The little girl was trembling. Her tiny voice barely a whisper. The hem of her nightgown was soiled with streaks of brown and orange from the clay soil below. Her father stood over her, arms crossed, a piece of straw clenched between his teeth. Her mother was kneeling atop her apron as not to soil her dress. She was bent over at the waist and reaching under the table to console her daughter.
“What’s that, Hope?” asked her mother, gently patting her hand.
“Nonsense,” said her father, “that’s what.”
“Hush now,” she said, turning and shooting him a cold, hard glare. “Let her say her piece.”
“She’s daydreaming again,” he said. “I won’t entertain that twaddle under my roof.”
“Edward John Thompson,” she shot back in a low, angry whisper. “Keep your opinions to yourself. The girl has clearly had a fright. Whatever happened, your blustering isn’t going to help matters any. We’ve no need for it. Now either quiet that mouth of yours or leave us be.”
He paused a second and reconsidered, as any husband does when he hears his wife call him by his full and proper name. In that moment, she was a mother protecting her cub, and he was the encroaching predator. He saw a fire building in her eyes. And he didn’t intend to stoke it.
“As it was,” he said, sitting on a large oak barrel, “ever so it shall be.”
He struck a match on his fingernail and lit his pipe.
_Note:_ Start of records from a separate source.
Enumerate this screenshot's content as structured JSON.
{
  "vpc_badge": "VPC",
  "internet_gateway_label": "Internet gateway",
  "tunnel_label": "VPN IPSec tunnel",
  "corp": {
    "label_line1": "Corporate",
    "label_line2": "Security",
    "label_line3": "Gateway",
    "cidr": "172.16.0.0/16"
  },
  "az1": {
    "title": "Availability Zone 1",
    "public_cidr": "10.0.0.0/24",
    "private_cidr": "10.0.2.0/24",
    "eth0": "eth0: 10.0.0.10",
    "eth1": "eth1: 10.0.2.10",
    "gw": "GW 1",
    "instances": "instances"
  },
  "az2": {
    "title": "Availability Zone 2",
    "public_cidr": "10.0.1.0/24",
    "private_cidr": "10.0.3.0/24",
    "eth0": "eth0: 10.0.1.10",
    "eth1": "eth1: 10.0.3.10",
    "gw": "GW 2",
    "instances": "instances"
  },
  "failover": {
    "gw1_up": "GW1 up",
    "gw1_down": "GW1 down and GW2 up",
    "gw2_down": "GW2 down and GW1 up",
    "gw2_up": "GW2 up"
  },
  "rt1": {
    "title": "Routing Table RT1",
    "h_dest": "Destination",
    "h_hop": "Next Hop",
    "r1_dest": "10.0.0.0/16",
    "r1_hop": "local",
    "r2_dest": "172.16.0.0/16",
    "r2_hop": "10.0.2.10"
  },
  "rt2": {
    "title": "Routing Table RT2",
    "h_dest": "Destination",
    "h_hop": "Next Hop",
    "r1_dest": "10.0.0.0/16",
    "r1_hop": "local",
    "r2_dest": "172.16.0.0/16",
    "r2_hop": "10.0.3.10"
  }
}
“Carry on, Mother,” he said through clamped teeth.
“Come now, my darling,” she cooed into the dark space under the table, gently stroking her daughter’s hand. “Tell us what you saw. Father won’t be angry, you have my word.” Her mother shot another look over her shoulder.
“Isn’t that so, Father?”
The little girl looked up at him with wretched and woeful eyes.
“Your mother speaks the truth,” he replied.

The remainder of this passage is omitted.